Mais après presque 4 mois d’occupation sans réponse du gouvernement, le 23 mai, 456 personnes ont décidé de se mettre en grève de la faim pour faire plier le gouvernement. Ces personnes sont pour la plupart sur le territoire Belge depuis de nombreuses années. À ce sujet et selon l’article de Mediapart, certains des grévistes sont en Belgique depuis 20 voire 30 ans sans avoir jamais été régularisés. C’est cette situation insoutenable qui les poussent à tenir depuis 1 mois leur grève de la faim : beaucoup d’entre eux font des crises d’angoisse, ont des signes de fatigue et de détresse psychologique.

À cela le gouvernement répond par la « discussion », histoire de faire durer le processus et ne pas avoir à céder aux revendications des grévistes. Le secrétaire d’État à l’asile et à la migration se dit préoccupé et « espère qu’ils mettent fin à leur action ». Mais les grévistes sont déterminés et ils ont déjà refusé d’être traités au cas par cas en exigeant une régularisation urgente de tous les grévistes, puis de tous les sans-papiers. En soutien à cette grève de la faim, une manifestation a été organisée le 20 juin réunissant des milliers de personnes dans la rue (4000 selon les organisateurs), pour faire entendre leurs revendications.

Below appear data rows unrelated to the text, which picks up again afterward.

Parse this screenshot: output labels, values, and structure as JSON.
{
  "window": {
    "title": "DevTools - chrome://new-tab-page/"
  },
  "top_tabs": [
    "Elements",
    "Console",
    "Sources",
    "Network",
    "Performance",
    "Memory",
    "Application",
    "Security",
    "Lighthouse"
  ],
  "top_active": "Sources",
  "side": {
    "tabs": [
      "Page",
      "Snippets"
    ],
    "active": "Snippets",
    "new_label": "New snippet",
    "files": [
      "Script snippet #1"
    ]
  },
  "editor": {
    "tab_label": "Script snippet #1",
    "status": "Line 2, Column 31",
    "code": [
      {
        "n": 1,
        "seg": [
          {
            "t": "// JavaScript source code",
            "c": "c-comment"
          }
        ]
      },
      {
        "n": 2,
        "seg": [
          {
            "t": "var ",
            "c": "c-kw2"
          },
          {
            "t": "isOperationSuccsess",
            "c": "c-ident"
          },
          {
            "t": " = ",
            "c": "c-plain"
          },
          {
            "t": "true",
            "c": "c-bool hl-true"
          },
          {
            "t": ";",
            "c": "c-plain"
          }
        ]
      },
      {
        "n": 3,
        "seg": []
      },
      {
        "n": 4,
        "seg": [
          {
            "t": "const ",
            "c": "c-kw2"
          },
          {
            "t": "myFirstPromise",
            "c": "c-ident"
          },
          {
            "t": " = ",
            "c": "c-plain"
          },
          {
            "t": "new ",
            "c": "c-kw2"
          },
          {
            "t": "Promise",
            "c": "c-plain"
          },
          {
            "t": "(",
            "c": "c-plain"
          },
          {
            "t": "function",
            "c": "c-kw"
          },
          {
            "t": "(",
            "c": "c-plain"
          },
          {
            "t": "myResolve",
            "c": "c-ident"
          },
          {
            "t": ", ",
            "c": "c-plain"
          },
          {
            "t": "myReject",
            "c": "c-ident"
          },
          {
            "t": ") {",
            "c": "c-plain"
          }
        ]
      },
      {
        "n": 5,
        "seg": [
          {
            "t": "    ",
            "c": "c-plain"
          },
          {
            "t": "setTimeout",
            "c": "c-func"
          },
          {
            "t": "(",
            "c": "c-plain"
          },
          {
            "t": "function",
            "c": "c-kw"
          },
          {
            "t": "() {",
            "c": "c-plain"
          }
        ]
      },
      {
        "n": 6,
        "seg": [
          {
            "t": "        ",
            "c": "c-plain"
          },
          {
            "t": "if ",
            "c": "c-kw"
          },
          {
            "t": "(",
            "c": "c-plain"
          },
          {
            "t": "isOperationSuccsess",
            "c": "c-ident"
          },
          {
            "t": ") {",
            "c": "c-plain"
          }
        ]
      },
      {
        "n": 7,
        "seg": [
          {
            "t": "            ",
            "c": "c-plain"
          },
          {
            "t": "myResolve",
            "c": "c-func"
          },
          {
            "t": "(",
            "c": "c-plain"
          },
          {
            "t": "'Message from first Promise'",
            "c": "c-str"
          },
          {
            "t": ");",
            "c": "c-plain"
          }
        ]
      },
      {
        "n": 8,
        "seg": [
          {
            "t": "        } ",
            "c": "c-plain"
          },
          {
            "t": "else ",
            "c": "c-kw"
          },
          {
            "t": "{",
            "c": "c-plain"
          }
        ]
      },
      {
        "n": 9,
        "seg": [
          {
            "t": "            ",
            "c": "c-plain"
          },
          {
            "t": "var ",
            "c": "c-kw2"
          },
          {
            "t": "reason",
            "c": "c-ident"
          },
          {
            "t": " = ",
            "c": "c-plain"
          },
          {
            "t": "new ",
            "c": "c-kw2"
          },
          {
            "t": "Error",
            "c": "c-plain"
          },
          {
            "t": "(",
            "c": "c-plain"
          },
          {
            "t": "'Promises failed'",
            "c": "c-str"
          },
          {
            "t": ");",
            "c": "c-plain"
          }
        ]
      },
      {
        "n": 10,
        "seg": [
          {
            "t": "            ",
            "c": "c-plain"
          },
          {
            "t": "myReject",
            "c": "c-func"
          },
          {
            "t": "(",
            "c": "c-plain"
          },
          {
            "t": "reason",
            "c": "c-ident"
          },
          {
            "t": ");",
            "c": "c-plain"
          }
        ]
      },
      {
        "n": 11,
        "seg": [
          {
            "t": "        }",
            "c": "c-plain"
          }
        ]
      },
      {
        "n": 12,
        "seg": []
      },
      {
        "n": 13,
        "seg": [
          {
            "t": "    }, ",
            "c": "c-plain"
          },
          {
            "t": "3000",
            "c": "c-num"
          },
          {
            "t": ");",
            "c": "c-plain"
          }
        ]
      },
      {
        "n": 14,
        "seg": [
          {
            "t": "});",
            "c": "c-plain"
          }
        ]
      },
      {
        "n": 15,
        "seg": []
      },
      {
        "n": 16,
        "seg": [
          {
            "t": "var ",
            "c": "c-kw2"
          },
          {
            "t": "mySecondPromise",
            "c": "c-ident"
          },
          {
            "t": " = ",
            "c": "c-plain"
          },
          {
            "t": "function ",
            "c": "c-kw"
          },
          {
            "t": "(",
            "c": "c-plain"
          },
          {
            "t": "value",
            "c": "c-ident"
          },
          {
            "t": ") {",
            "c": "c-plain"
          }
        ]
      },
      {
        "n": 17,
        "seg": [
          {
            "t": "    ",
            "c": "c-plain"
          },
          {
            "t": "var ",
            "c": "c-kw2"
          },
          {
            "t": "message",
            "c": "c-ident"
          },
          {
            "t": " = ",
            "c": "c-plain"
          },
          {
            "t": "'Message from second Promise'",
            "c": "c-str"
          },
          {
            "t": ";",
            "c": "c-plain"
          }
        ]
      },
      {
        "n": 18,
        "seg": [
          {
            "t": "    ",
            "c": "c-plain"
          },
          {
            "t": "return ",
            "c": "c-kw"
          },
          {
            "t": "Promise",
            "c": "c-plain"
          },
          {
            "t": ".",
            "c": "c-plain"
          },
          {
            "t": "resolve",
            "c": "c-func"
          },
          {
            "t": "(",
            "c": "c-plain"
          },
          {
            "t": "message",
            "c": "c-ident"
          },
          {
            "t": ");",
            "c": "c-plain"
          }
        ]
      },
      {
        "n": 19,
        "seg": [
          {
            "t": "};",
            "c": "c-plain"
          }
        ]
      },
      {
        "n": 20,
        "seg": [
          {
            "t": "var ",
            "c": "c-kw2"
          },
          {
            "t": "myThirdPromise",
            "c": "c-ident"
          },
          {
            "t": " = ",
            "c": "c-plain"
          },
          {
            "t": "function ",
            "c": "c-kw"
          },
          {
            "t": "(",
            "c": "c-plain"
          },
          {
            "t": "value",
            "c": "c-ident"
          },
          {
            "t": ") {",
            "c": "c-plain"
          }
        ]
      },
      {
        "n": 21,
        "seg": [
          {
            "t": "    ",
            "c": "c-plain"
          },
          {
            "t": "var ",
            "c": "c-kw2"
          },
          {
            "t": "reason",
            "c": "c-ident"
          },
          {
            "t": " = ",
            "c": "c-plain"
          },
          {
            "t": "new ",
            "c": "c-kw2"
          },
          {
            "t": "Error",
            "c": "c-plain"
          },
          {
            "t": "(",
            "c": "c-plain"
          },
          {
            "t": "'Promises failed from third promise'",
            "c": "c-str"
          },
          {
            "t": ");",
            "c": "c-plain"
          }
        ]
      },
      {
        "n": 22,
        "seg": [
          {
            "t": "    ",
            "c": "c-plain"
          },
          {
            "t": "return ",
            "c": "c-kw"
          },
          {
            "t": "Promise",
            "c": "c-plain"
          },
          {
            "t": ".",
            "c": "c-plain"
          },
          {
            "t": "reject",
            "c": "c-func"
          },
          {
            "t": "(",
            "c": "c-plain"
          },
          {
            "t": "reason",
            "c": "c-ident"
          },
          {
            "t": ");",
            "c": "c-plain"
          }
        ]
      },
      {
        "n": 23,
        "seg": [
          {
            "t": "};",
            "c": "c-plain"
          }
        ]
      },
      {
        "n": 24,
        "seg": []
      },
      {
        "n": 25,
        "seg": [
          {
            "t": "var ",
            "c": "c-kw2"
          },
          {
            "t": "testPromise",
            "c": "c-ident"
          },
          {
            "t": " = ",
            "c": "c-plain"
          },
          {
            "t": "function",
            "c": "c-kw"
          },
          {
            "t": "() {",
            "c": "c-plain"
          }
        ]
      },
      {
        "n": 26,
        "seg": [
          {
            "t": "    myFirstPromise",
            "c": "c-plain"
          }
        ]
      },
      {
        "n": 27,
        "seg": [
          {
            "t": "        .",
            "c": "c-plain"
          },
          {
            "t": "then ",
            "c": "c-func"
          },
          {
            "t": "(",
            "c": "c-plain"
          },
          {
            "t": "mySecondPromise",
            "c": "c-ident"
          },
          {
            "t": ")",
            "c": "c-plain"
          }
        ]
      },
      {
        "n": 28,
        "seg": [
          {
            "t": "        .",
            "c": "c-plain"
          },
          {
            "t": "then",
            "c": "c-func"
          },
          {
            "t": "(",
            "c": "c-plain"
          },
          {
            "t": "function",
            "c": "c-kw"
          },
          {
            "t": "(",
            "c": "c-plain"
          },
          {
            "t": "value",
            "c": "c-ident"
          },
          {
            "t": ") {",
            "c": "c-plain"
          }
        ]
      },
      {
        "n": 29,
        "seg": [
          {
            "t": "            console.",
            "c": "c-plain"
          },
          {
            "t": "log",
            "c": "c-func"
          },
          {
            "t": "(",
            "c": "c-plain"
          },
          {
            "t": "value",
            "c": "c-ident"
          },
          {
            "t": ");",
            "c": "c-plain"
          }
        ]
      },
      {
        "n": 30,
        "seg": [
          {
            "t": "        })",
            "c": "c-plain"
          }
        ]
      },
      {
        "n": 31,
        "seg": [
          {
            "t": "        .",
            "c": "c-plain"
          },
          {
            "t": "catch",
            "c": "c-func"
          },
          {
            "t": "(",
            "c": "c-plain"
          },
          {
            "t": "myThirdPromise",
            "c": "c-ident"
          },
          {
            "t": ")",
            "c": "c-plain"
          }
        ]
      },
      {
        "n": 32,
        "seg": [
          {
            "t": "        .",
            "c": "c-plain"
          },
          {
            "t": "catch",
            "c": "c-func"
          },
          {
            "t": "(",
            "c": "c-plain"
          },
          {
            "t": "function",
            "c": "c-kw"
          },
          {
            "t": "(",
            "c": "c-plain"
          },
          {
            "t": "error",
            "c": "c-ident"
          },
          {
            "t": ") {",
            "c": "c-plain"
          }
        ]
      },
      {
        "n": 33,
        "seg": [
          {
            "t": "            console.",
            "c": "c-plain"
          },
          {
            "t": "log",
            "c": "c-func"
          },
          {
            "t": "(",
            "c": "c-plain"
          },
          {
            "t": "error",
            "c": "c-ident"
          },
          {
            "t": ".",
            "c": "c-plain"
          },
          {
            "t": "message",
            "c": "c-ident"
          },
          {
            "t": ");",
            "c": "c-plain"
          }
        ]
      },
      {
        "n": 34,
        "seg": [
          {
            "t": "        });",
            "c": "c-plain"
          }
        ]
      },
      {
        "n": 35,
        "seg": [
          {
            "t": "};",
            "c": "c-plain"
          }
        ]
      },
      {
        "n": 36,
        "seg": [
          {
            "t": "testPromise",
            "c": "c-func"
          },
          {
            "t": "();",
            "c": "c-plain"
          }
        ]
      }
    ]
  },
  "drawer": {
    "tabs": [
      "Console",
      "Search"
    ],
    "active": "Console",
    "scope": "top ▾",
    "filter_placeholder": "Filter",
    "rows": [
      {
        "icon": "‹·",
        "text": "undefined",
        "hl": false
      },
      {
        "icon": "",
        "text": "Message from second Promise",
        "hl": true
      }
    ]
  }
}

Un racisme d’État omniprésent

Dans un pays qui compte 100 000 à 150 000 sans-papiers pour une population de 11,46 millions (soit environ 1,3% de la population), le gouvernement décide de fermer les yeux sur leurs conditions de vie précaires. Mais cette politique réactionnaire sur la question migratoire est en place depuis maintenant un bon moment. En effet, en 10 ans, 100 000 étrangers en situation irrégulière ont été renvoyés vers leur pays d’origine. Par ailleurs, la Belgique a aussi l’une des politiques de régularisation les plus dures d’Europe occidentale.

En effet, pour pouvoir être régularisé, il faut avoir un employeur prêt à vous embaucher. Cependant, étant donné que la procédure pour obtenir un permis de travail est longue, la plupart du temps l’employeur n’a déjà plus besoin du travailleur et ce dernier se voit retirer sa carte, comme en témoigne l’article de Médiapart. Il faut aussi constater que selon le cabinet du secrétaire d’État à l’asile et à la migration, cette procédure est une exception. Seulement 3508 personnes ont été régularisées en 2020, ce qui est très peu au regard du nombre de sans-papiers en Belgique.

Mais le fait qu’il y ait des migrants qui viennent en Belgique est la résultante de sa propre politique impérialiste. La Belgique, même si on a tendance à l’oublier, est une ancienne puissance colonisatrice. Parmi les colonisés, le Burundi, le Rwanda et le Zaïre (actuellement République Démocratique du Congo) et a eu l’une des politiques coloniales les plus meurtrières (entre 1 et 15 millions de morts au Congo). Et aujourd’hui, cette politique impérialiste continue de provoquer des morts et de déstabiliser des régions entières en Afrique notamment avec ce qu’on a appelé les « diamants de sang », auquel la Belgique a largement participé.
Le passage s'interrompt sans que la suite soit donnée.